When they discovered they couldn’t
control homosexuals, they killed.
They got creative. They burned
Jeanne d’Arc. They outlawed
sodomites. They guillotined
cross-dressing traitors. They lobo-
tomized effete inverts. They gassed
pink triangles at Dachau. They black-
listed suspected faggots.
In 1969, we were just queer street kids.
We had run away to New York City
and discovered we weren’t orphaned
after all. We weren’t related to each other
in those dingy Mafia-owned gay bars,
or cruising for anonymous sex in the alleys,
but our blood had the same family name.
Some of us happened to show up at Stonewall.
Just another summer night, right?
The moon, having seen it all, knew
what was supposed to happen, but no,
she didn’t want the same old ending
this time. She blew us nelly queens,
blessed with the power of makeup and spite,
a kiss so fiery that it launched rockets
inside our bones.

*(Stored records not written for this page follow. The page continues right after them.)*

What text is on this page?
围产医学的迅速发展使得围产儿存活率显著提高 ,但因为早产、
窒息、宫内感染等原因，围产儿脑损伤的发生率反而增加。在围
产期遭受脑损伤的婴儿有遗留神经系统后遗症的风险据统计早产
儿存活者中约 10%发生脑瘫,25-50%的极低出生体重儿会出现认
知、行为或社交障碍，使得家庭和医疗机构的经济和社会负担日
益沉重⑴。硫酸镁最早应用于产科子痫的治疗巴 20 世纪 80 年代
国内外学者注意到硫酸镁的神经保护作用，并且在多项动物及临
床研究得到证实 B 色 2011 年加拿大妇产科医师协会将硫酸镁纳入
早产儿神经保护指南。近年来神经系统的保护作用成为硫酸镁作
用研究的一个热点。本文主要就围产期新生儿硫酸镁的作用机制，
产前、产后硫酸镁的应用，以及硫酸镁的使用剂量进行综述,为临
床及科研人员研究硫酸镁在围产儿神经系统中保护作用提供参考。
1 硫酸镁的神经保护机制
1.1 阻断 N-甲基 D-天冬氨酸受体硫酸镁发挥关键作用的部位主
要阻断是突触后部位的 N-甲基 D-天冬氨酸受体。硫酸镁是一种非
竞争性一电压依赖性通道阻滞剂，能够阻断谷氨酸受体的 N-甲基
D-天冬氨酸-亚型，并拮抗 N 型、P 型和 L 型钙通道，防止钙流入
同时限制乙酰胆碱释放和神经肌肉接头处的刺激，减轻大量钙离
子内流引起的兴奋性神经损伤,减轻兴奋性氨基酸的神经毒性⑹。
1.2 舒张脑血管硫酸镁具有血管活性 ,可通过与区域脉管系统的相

We picked up our first bricks
and lobbed them against those puckered faces
who had haunted us every night.
Not even a month later Neil Armstrong
and Buzz Aldrin had the audacity to leap
across the moon’s face, an affront to her veil.
She is grateful that no one bothers her
these days. Yet how many more of us,
no longer barricaded by dogma and laws,
must pray to bounce lightly across the lunar
surface of our dreams into each other’s arms?
We are still astronauts aglitter with our first bricks.